Беокка с Альфредом уставились на меня так, словно у меня за спиной выросли ангельские крылья. Я всего лишь повторял чушь, которую Беокка втолковывал в темноте принцу, а они решили, что это доказательство моей святости. Я постарался принять смиренный и невинный вид.

– Ты – знамение, посланное мне Господом, – с жаром произнес Альфред. – Ты возносишь молитвы?

– Каждый день, господин. – Я не стал уточнять, что молитвы эти адресованы Одину.

– А что это у тебя на шее? Распятие? – Он указал на кожаный ремешок, а когда я не ответил, подался вперед и вытянул молот Тора, спрятанный у меня под рубашкой. – Бог мой! – воскликнул он и перекрестился. – И еще ты носишь это, – добавил он, кивая на браслеты, покрытые рунами. Должно быть, я выглядел настоящим язычником.

– Меня заставляют это носить, господин, – сказал я, угадав, что он хочет сорвать с моей шеи языческий символ. – И бьют, если я не подчиняюсь, – поспешно добавил я.

– Они часто тебя бьют? – спросил он.

– Все время, господин, – солгал я.

Он скорбно покачал головой, затем выпустил молот.

– Мерзкий символ. Должно быть, тяжкий груз для маленького мальчика.

– Я питаю надежду, господин, что мы сумеем выкупить его, – вмешался Беокка.

– Мы? – переспросил Альфред. – Выкупить?

– Он законный олдермен Беббанбургский, – пояснил Беокка, – хотя дядя его присвоил этот титул. Но его дядя не станет драться с датчанами.

Альфред поглядел на меня в раздумье и нахмурился.

– Ты умеешь читать, Утред?

– Он начинал учиться, – ответил за меня Беокка. – Я учил его, господин, хотя, честно говоря, он был нерадивым учеником. Боюсь, он плохо ладил с буквами. Его тернии[7] были слишком колючи, а лигатуры[8] слишком извилисты.

Я говорил, что Альфред не понимал шуток, но эту он любил, хоть она по крепости напоминала разбавленное молоко, а по свежести – засохший сыр. Эту шутку любили все, кто знал грамоту, и Беокка с Альфредом хохотали, словно только что сами ее придумали. Тернии и лигатуры были буквами нашего алфавита.
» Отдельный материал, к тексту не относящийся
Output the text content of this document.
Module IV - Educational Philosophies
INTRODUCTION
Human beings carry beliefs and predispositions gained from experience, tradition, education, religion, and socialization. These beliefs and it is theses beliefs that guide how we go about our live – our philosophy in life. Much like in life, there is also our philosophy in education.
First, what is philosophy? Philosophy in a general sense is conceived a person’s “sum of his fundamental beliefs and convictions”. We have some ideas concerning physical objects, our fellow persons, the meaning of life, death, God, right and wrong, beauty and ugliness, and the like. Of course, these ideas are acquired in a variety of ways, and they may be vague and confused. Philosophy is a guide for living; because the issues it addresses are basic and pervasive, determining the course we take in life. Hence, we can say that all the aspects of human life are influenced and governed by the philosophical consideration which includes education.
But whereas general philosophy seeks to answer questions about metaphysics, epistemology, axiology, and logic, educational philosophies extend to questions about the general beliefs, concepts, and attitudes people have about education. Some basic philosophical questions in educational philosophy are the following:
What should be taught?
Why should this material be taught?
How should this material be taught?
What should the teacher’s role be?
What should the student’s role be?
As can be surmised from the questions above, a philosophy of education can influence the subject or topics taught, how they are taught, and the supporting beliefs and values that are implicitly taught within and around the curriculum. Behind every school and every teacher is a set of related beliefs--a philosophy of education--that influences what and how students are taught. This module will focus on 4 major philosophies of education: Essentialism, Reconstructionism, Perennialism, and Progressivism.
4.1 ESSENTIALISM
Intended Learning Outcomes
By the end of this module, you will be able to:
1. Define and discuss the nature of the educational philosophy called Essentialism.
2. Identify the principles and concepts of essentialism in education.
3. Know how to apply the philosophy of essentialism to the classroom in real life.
– Его тернии были слишком колючи, – повторял Альфред, заливаясь смехом, – а лигатуры слишком извилисты. Его «бэ» не бубнили, а его «ка»…

Тут он замолчал, вдруг смутившись. Он хотел сказать, что мои «ка» косили, но вспомнил о Беокке и сконфуженно посмотрел на него.

– Мой дорогой Беокка…

– Никаких обид, мой господин!

Беокка был счастлив; таким счастливым он бывал, погружаясь в какой-нибудь занудный текст о святом Катберте, крестившем буревестников или читавшем молитвы перед морскими котиками. Священник пытался и меня заставить читать эту чушь, но я никогда не заходил дальше самых коротких слов.

– Тебе повезло, что ты так рано начал учиться, – обратился ко мне Альфред, снова становясь серьезным. – Сам я начал читать только в двенадцать лет!

Судя по его тону, меня должно было поразить это сообщение, и я послушно изобразил изумление.